Research and Development:For the quarter ended October 31, 2012, research and development cost was $22,810, an increase of $8,515 as compared to the prior year total of $14,295. Our research and development costs can be attributed to enhancing the FIDRA and GlowWorm products.
Selling Expenses: For the quarter ended October 31, 2012, selling expenses were $33,647, an increase of $17,935 versus the prior year total of $15,712 mainly due to an increase in sales commissions resulting from higher sales.

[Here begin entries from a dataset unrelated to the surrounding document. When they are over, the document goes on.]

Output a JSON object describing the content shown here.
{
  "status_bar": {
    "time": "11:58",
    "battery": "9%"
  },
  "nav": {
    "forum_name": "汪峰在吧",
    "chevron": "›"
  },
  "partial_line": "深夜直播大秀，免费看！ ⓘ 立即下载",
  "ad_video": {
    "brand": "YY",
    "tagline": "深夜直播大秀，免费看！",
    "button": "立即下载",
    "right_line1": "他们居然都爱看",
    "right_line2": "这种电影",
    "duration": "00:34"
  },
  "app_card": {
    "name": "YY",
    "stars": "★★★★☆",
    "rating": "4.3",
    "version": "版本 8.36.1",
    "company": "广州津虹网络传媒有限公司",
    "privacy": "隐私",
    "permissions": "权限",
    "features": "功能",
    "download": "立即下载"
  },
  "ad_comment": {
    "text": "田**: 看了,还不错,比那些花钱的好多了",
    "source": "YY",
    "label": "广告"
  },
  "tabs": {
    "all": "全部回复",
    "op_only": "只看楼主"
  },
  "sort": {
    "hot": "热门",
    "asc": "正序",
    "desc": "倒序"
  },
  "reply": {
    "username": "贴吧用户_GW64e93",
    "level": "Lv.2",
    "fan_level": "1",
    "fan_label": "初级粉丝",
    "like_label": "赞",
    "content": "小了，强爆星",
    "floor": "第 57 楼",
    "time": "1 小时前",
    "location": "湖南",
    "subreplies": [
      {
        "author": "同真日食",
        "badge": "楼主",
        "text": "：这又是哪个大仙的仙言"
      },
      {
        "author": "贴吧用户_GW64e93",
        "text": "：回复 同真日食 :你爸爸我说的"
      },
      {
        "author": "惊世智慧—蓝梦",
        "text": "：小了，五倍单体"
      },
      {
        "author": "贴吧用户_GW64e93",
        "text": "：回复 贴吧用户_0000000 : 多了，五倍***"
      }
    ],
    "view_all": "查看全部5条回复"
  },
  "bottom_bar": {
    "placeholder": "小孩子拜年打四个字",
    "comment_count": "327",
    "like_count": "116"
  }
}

Total Other Income and Expenses:
For the quarter ended October 31, 2012, other income/expense was expense of $3,000, a decrease of $2,978 as compared to an expense of $5,978 for the quarter ended October 31, 2011. The difference is related to a decrease in accrued interest expense.
Income Tax Benefit:
In 1998, the State of New Jersey enacted legislation allowing emerging technology and/or biotechnology companies to sell their unused New Jersey Net Operating Loss (“NOL”) Carryover and Research and Development Tax Credits (“R&D” Credits) to corporate taxpayers in New Jersey. The Company did not sell any of its available NOL’s during the three month periods ended October 31, 2012 and 2011.
Net Loss:
The Company recorded a net loss of $482,054 for the quarter ended October 31, 2012, as compared to a net loss of $618,372 for the quarter ended October 31, 2011. The decrease in net loss of $136,318 can mainly be attributed to decreased operating expenses during the current period. For the quarter ended October 31, 2012, gross profit increased $77,076, general and administrative costs decreased $86,685. This was offset by an increase in selling expense of $17,935 and an increase in research and development costs of $8,515. As a result of the foregoing, the Company reported a net loss applicable to common shares of ($0.02) basic and diluted loss per share compared to ($0.04) basic and diluted loss per share for the quarter ended October 31, 2011.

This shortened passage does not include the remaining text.